Using OpenMM 7.3.1,41 complexes in OBC229 generalized Born/surface area implicit solvent were minimized with heavy atom restraints of 2 kcal mol−1 Å−2 towards crystallographic positions until energies converged within 0.24 kcal mol−1.
In our modified QM/MM codes, the evaluation of molecular integrals of many-body operators over Gaussian functions were obtained using libint 2.5.042 and the linear algebra and eigenvalue decomposition of a symmetric matrix were done with the Armadillo 8.500.1.43,44
OpenMM 7.3.141 was also used to evaluate van der Waals and solvation energies, the latter with the OBC229 generalized Born/surface area implicit solvent model. It was also used for the ΔGsurf term in eqn (21). The PySCF 1.7.0 python package45 was used to perform QM/MM calculations in the ddCOSMO scheme.30,31
Exceptions to the trend of negative calculated ligand polarization energies are due to structural modeling issues that lead to short intermolecular distances. Positive Ξpol values were calculated in three complexes. In our models of these structures, there are very short distances between a hydrogen atom in the ligand and in the protein: 0.73 Å in 2fxs, 1.06 Å in 3u5j, and 0.87 Å in 4f2w.

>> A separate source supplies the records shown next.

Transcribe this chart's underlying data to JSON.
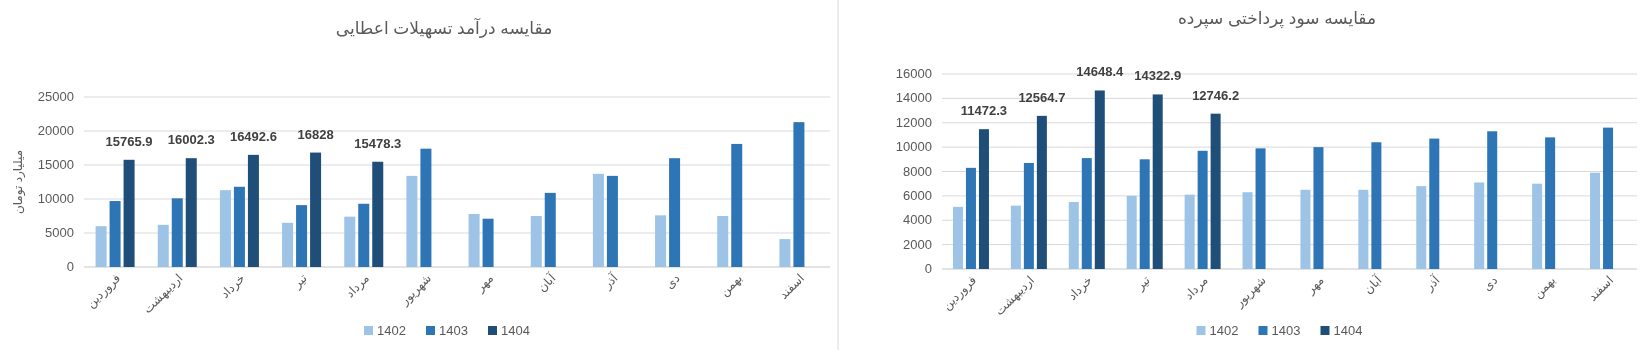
{
  "chart_data": [
    {
      "type": "bar",
      "title": "مقایسه درآمد تسهیلات اعطایی",
      "ylabel": "میلیارد تومان",
      "categories": [
        "فروردین",
        "اردیبهشت",
        "خرداد",
        "تیر",
        "مرداد",
        "شهریور",
        "مهر",
        "آبان",
        "آذر",
        "دی",
        "بهمن",
        "اسفند"
      ],
      "series": [
        {
          "name": "1402",
          "color": "#9dc3e6",
          "values": [
            6000,
            6200,
            11300,
            6500,
            7400,
            13400,
            7800,
            7500,
            13700,
            7600,
            7500,
            4100
          ]
        },
        {
          "name": "1403",
          "color": "#2e75b6",
          "values": [
            9700,
            10100,
            11800,
            9100,
            9300,
            17400,
            7100,
            10900,
            13400,
            16000,
            18100,
            21300
          ]
        },
        {
          "name": "1404",
          "color": "#1f4e79",
          "values": [
            15765.9,
            16002.3,
            16492.6,
            16828,
            15478.3,
            null,
            null,
            null,
            null,
            null,
            null,
            null
          ],
          "value_labels": [
            "15765.9",
            "16002.3",
            "16492.6",
            "16828",
            "15478.3",
            null,
            null,
            null,
            null,
            null,
            null,
            null
          ]
        }
      ],
      "ylim": [
        0,
        25000
      ],
      "yticks": [
        0,
        5000,
        10000,
        15000,
        20000,
        25000
      ],
      "grid": "y",
      "legend": "bottom"
    },
    {
      "type": "bar",
      "title": "مقایسه سود پرداختی سپرده",
      "categories": [
        "فروردین",
        "اردیبهشت",
        "خرداد",
        "تیر",
        "مرداد",
        "شهریور",
        "مهر",
        "آبان",
        "آذر",
        "دی",
        "بهمن",
        "اسفند"
      ],
      "series": [
        {
          "name": "1402",
          "color": "#9dc3e6",
          "values": [
            5100,
            5200,
            5500,
            6000,
            6100,
            6300,
            6500,
            6500,
            6800,
            7100,
            7000,
            7900
          ]
        },
        {
          "name": "1403",
          "color": "#2e75b6",
          "values": [
            8300,
            8700,
            9100,
            9000,
            9700,
            9900,
            10000,
            10400,
            10700,
            11300,
            10800,
            11600
          ]
        },
        {
          "name": "1404",
          "color": "#1f4e79",
          "values": [
            11472.3,
            12564.7,
            14648.4,
            14322.9,
            12746.2,
            null,
            null,
            null,
            null,
            null,
            null,
            null
          ],
          "value_labels": [
            "11472.3",
            "12564.7",
            "14648.4",
            "14322.9",
            "12746.2",
            null,
            null,
            null,
            null,
            null,
            null,
            null
          ]
        }
      ],
      "ylim": [
        0,
        16000
      ],
      "yticks": [
        0,
        2000,
        4000,
        6000,
        8000,
        10000,
        12000,
        14000,
        16000
      ],
      "grid": "y",
      "legend": "bottom"
    }
  ]
}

The close proximity of atoms leads to a severe distortion in the wave function that is not overcome by more favorable Coulomb interactions. These steric clashes could be resolved by changing the models in minor ways that are equally compatible with crystallographic evidence and pKa predictions. In the 2fxs and 4f2w models, the proton on a carboxylic acid was arbitrarily placed near a ligand hydrogen instead of on the other carbonyl oxygen. In the 3u5j model, the clash could be resolved by switching the position of the terminal oxygen and amine groups, which have nearly identical electron density, on asparagine 140.

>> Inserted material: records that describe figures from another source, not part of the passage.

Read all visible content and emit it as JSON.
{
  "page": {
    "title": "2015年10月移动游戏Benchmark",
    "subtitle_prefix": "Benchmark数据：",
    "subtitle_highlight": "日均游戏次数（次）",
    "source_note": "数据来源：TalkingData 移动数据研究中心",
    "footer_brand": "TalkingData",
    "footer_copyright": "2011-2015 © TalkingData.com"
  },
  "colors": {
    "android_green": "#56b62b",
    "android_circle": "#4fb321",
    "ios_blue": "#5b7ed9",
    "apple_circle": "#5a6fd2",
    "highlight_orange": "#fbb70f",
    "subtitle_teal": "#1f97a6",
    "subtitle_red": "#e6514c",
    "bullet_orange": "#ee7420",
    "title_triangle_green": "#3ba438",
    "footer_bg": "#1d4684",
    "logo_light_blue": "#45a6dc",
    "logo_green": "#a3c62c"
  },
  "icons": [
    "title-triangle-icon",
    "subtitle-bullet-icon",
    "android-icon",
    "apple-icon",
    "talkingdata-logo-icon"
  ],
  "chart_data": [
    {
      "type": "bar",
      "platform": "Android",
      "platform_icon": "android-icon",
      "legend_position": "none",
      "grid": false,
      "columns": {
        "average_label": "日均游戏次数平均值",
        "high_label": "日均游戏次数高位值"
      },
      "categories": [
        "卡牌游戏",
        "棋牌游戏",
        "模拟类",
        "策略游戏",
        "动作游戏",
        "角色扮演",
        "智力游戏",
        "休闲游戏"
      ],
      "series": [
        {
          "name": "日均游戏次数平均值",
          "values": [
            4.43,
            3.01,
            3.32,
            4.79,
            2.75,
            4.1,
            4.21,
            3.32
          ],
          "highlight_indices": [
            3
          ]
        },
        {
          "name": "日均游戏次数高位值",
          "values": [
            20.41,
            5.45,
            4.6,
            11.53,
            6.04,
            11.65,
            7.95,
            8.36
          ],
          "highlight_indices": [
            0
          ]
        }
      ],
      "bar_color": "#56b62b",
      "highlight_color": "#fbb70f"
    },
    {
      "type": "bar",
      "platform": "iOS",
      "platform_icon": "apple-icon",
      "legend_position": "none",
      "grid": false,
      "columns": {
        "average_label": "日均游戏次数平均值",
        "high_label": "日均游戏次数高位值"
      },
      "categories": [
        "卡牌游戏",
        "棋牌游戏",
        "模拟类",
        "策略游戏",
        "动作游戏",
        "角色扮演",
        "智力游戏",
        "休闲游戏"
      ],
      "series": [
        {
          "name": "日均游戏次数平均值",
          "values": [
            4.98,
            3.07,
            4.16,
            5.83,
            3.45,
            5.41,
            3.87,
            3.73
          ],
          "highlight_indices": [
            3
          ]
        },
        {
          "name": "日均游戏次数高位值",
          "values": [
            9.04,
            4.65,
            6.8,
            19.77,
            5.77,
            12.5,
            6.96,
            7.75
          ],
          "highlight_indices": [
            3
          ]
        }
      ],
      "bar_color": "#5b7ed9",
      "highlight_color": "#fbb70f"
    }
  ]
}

The distribution of Ξpol, Ξdist, and Ξstab is broad and skewed. There is a peak in the distribution of Ξpol around −10 kcal mol−1. However, for a small number of complexes, Ξpol is much lower, with a minimum value of −128 kcal mol−1.

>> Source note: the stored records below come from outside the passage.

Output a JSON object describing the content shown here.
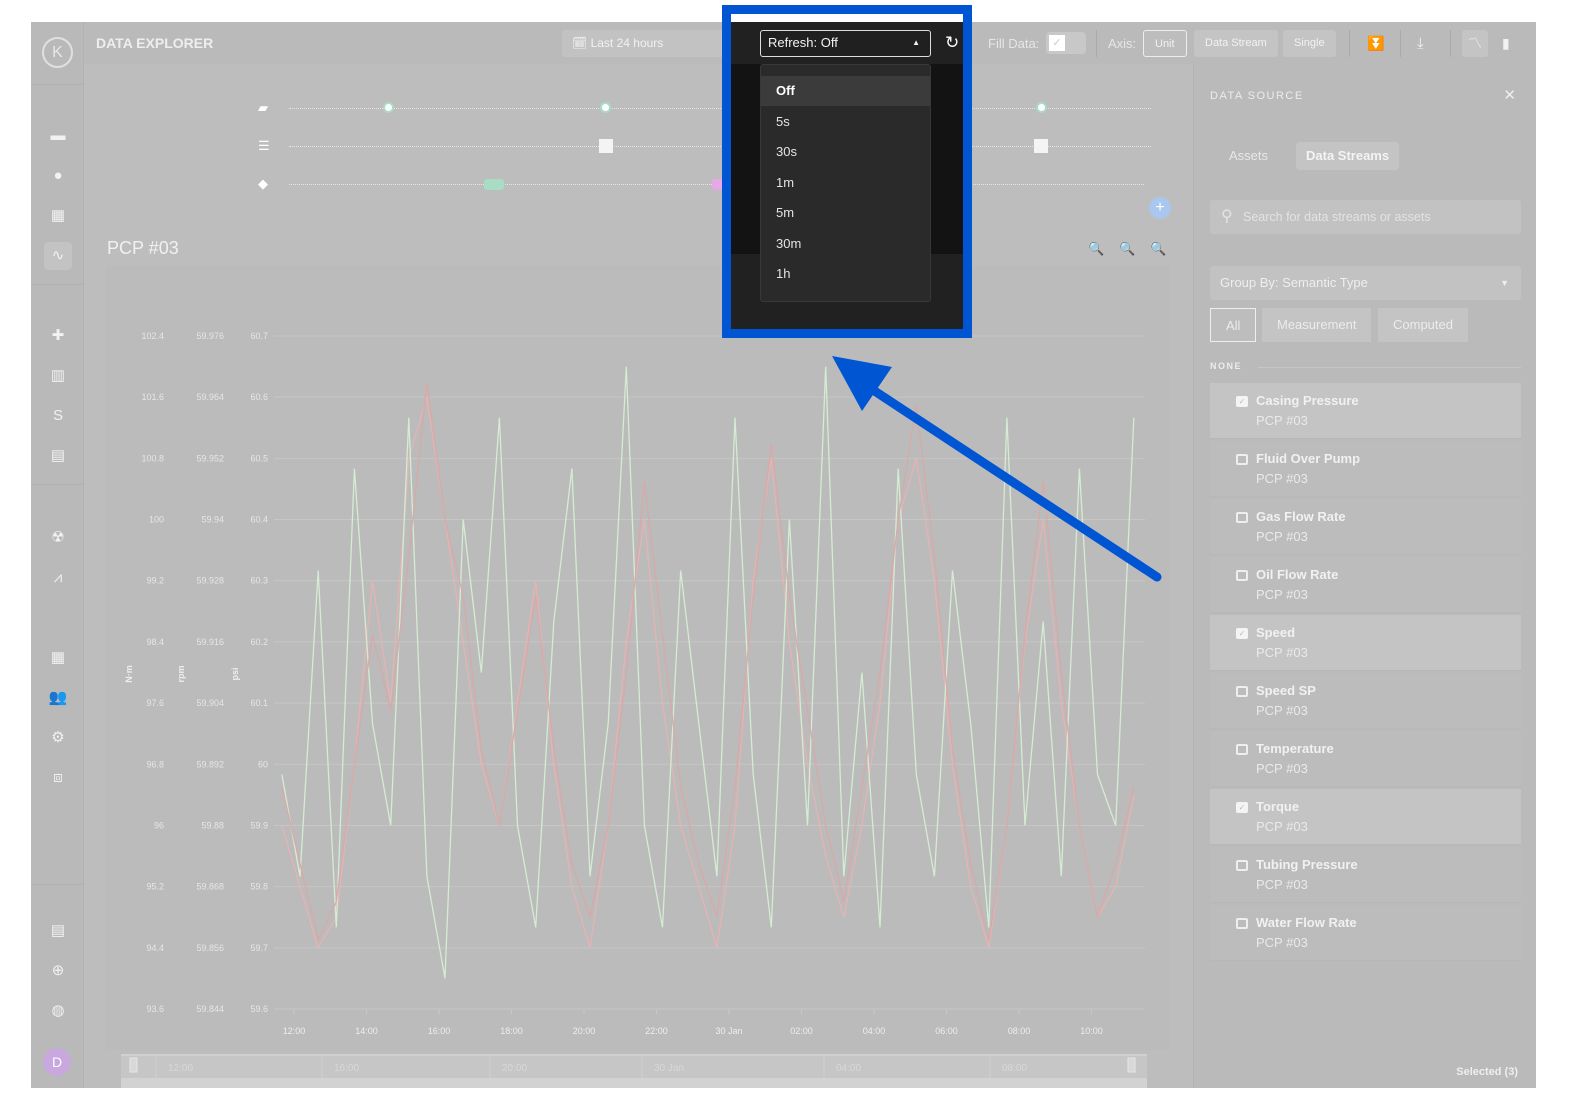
{
  "app": {
    "title": "DATA EXPLORER",
    "logo_letter": "K",
    "user_initial": "D"
  },
  "toolbar": {
    "time_range": "Last 24 hours",
    "refresh_label": "Refresh: Off",
    "fill_data_label": "Fill Data:",
    "fill_data_checked": true,
    "axis_label": "Axis:",
    "axis_options": [
      "Unit",
      "Data Stream",
      "Single"
    ],
    "axis_selected": "Unit"
  },
  "refresh_menu": {
    "options": [
      "Off",
      "5s",
      "30s",
      "1m",
      "5m",
      "30m",
      "1h"
    ],
    "selected": "Off"
  },
  "sidebar": {
    "icons": [
      "calendar-icon",
      "globe-icon",
      "widgets-icon",
      "activity-icon",
      "puzzle-icon",
      "bar-chart-icon",
      "route-icon",
      "barrier-icon",
      "radioactive-icon",
      "line-chart-icon",
      "dashboard-icon",
      "users-icon",
      "user-settings-icon",
      "code-icon",
      "document-icon",
      "support-icon",
      "world-icon"
    ],
    "active": "activity-icon"
  },
  "timeline": {
    "rows": [
      "comments-icon",
      "sliders-icon",
      "tag-icon"
    ],
    "tag_colors": [
      "#a8dcc4",
      "#e6a8e6"
    ]
  },
  "chart_title": "PCP #03",
  "chart_data": {
    "type": "line",
    "title": "",
    "xlabel": "",
    "x_ticks": [
      "12:00",
      "14:00",
      "16:00",
      "18:00",
      "20:00",
      "22:00",
      "30 Jan",
      "02:00",
      "04:00",
      "06:00",
      "08:00",
      "10:00"
    ],
    "x": [
      "11:40",
      "12:10",
      "12:40",
      "13:10",
      "13:40",
      "14:10",
      "14:40",
      "15:10",
      "15:40",
      "16:10",
      "16:40",
      "17:10",
      "17:40",
      "18:10",
      "18:40",
      "19:10",
      "19:40",
      "20:10",
      "20:40",
      "21:10",
      "21:40",
      "22:10",
      "22:40",
      "23:10",
      "23:40",
      "00:10",
      "00:40",
      "01:10",
      "01:40",
      "02:10",
      "02:40",
      "03:10",
      "03:40",
      "04:10",
      "04:40",
      "05:10",
      "05:40",
      "06:10",
      "06:40",
      "07:10",
      "07:40",
      "08:10",
      "08:40",
      "09:10",
      "09:40",
      "10:10",
      "10:40",
      "11:10"
    ],
    "axes": [
      {
        "unit": "N·m",
        "range": [
          93.6,
          102.4
        ],
        "ticks": [
          "102.4",
          "101.6",
          "100.8",
          "100",
          "99.2",
          "98.4",
          "97.6",
          "96.8",
          "96",
          "95.2",
          "94.4",
          "93.6"
        ]
      },
      {
        "unit": "rpm",
        "range": [
          59.844,
          59.976
        ],
        "ticks": [
          "59.976",
          "59.964",
          "59.952",
          "59.94",
          "59.928",
          "59.916",
          "59.904",
          "59.892",
          "59.88",
          "59.868",
          "59.856",
          "59.844"
        ]
      },
      {
        "unit": "psi",
        "range": [
          59.6,
          60.7
        ],
        "ticks": [
          "60.7",
          "60.6",
          "60.5",
          "60.4",
          "60.3",
          "60.2",
          "60.1",
          "60",
          "59.9",
          "59.8",
          "59.7",
          "59.6"
        ]
      }
    ],
    "grid": true,
    "legend_placement": "bottom",
    "series": [
      {
        "name": "Casing Pressure | PCP #03 (psi)",
        "axis": 2,
        "color": "#e6b3b3",
        "values": [
          59.9,
          59.8,
          59.7,
          59.75,
          60.0,
          60.3,
          60.1,
          60.5,
          60.6,
          60.4,
          60.2,
          60.0,
          59.9,
          60.1,
          60.3,
          60.0,
          59.8,
          59.7,
          59.9,
          60.2,
          60.4,
          60.1,
          59.9,
          59.8,
          59.7,
          59.9,
          60.3,
          60.5,
          60.2,
          60.0,
          59.85,
          59.75,
          59.9,
          60.1,
          60.4,
          60.5,
          60.3,
          60.0,
          59.8,
          59.7,
          59.9,
          60.2,
          60.4,
          60.1,
          59.9,
          59.75,
          59.8,
          59.95
        ]
      },
      {
        "name": "Speed | PCP #03 (rpm)",
        "axis": 1,
        "color": "#d4ecd2",
        "values": [
          59.89,
          59.87,
          59.93,
          59.86,
          59.95,
          59.9,
          59.88,
          59.96,
          59.87,
          59.85,
          59.94,
          59.91,
          59.96,
          59.88,
          59.86,
          59.92,
          59.95,
          59.87,
          59.9,
          59.97,
          59.88,
          59.86,
          59.93,
          59.9,
          59.87,
          59.96,
          59.89,
          59.86,
          59.94,
          59.88,
          59.97,
          59.87,
          59.91,
          59.86,
          59.95,
          59.89,
          59.87,
          59.93,
          59.9,
          59.86,
          59.96,
          59.88,
          59.92,
          59.87,
          59.95,
          59.89,
          59.88,
          59.96
        ]
      },
      {
        "name": "Torque | PCP #03 (N·m)",
        "axis": 0,
        "color": "#d8a9a9",
        "values": [
          96.5,
          95.5,
          94.5,
          95.0,
          96.8,
          98.5,
          97.5,
          99.5,
          101.8,
          100.0,
          99.0,
          97.0,
          96.0,
          97.5,
          99.0,
          97.0,
          95.5,
          94.8,
          96.0,
          98.0,
          100.5,
          98.5,
          96.5,
          95.5,
          94.8,
          96.5,
          99.0,
          101.0,
          99.0,
          97.5,
          96.0,
          95.0,
          96.5,
          98.0,
          100.0,
          101.5,
          99.5,
          97.0,
          95.5,
          94.5,
          96.0,
          98.5,
          100.5,
          98.0,
          96.0,
          94.8,
          95.5,
          96.5
        ]
      }
    ],
    "navigator_ticks": [
      "12:00",
      "16:00",
      "20:00",
      "30 Jan",
      "04:00",
      "08:00"
    ]
  },
  "data_source": {
    "title": "DATA SOURCE",
    "tabs": [
      "Assets",
      "Data Streams"
    ],
    "active_tab": "Data Streams",
    "search_placeholder": "Search for data streams or assets",
    "group_by": "Group By: Semantic Type",
    "filters": [
      "All",
      "Measurement",
      "Computed"
    ],
    "active_filter": "All",
    "group_header": "NONE",
    "items": [
      {
        "name": "Casing Pressure",
        "asset": "PCP #03",
        "checked": true
      },
      {
        "name": "Fluid Over Pump",
        "asset": "PCP #03",
        "checked": false
      },
      {
        "name": "Gas Flow Rate",
        "asset": "PCP #03",
        "checked": false
      },
      {
        "name": "Oil Flow Rate",
        "asset": "PCP #03",
        "checked": false
      },
      {
        "name": "Speed",
        "asset": "PCP #03",
        "checked": true
      },
      {
        "name": "Speed SP",
        "asset": "PCP #03",
        "checked": false
      },
      {
        "name": "Temperature",
        "asset": "PCP #03",
        "checked": false
      },
      {
        "name": "Torque",
        "asset": "PCP #03",
        "checked": true
      },
      {
        "name": "Tubing Pressure",
        "asset": "PCP #03",
        "checked": false
      },
      {
        "name": "Water Flow Rate",
        "asset": "PCP #03",
        "checked": false
      }
    ],
    "selected_count": "Selected (3)"
  },
  "annotation": {
    "highlight_color": "#0056d2"
  }
}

Histograms of Ξpol for the two subsets are consistent with our hypothesis (Fig. S1 in the ESI†). All systems in which Ξpol < −50 kcal mol−1 are in the subset with cations. In contrast, the minimum Ξpol in the subset without cations is around −40 kcal mol−1. The range of Ξdist and Ξstab is also much smaller in the subset without cations.
Crystallographic cations may have an outsize role in ligand polarization because the magnitude of their charge is larger than the charge of most protein atoms. In the AMBER ff14SB force field,39 protein partial charges were determined by applying RESP28 to electrostatic potentials from QM calculations. Most protein atoms have near-zero charge. The magnitude of the charge is greater than 0.6e, where e represents the elementary charge, in only a few atoms. It is less than 1e in all atoms. These conclusions are also true for protein atoms in our data set (Fig. S2 in the ESI†). The low magnitude of charge results from delocalization of net charges across several atoms. In contrast, the cations have a charge of +1e or +2e that is localized onto a single atom and have a more focused effect on the electrostatic potential.
Beyond the presence of cations, the distance between ligand and cation atoms also plays an important role in ligand polarization (Fig. 3). Even if cations are present in a crystal structure, they are not necessarily close enough to the ligand to significantly polarize its wave function. In many systems, cations are over 10 Å from any ligand atom. In all of the complexes in which Ξpol < −50 kcal mol−1, a cation is within 4 Å of a ligand atom.
Fig. 3 Scatter plot of the ligand polarization energy Ξpol as a function of the minimum distance between a ligand and cation atom, Rmin, for (a) the entire range of Rmin and (b) Rmin < 6 Å. |
Unfortunately, the extent of ligand polarization when ligands are close to cations is likely overestimated by our QM/MM scheme. Because only the ligand is included in the QM region, cations are simply represented as positive point charges. While actual cations have inner-shell electrons that repel further electron density, the point charges are purely attractive. The purely attractive forces draw an unrealistic amount of electron density between the ligand and cation, leading to a very negative polarization energy. For an estimate of the extent of overpolarization in several systems, see Table S1 in the ESI.† As an illustrative example, there is a significant gain in the electron density between the ligand and cation in the complex 3dx1 (Fig. 4). Hence, we will proceed with extra caution in interpreting points where Ξpol < −50 kcal mol−1.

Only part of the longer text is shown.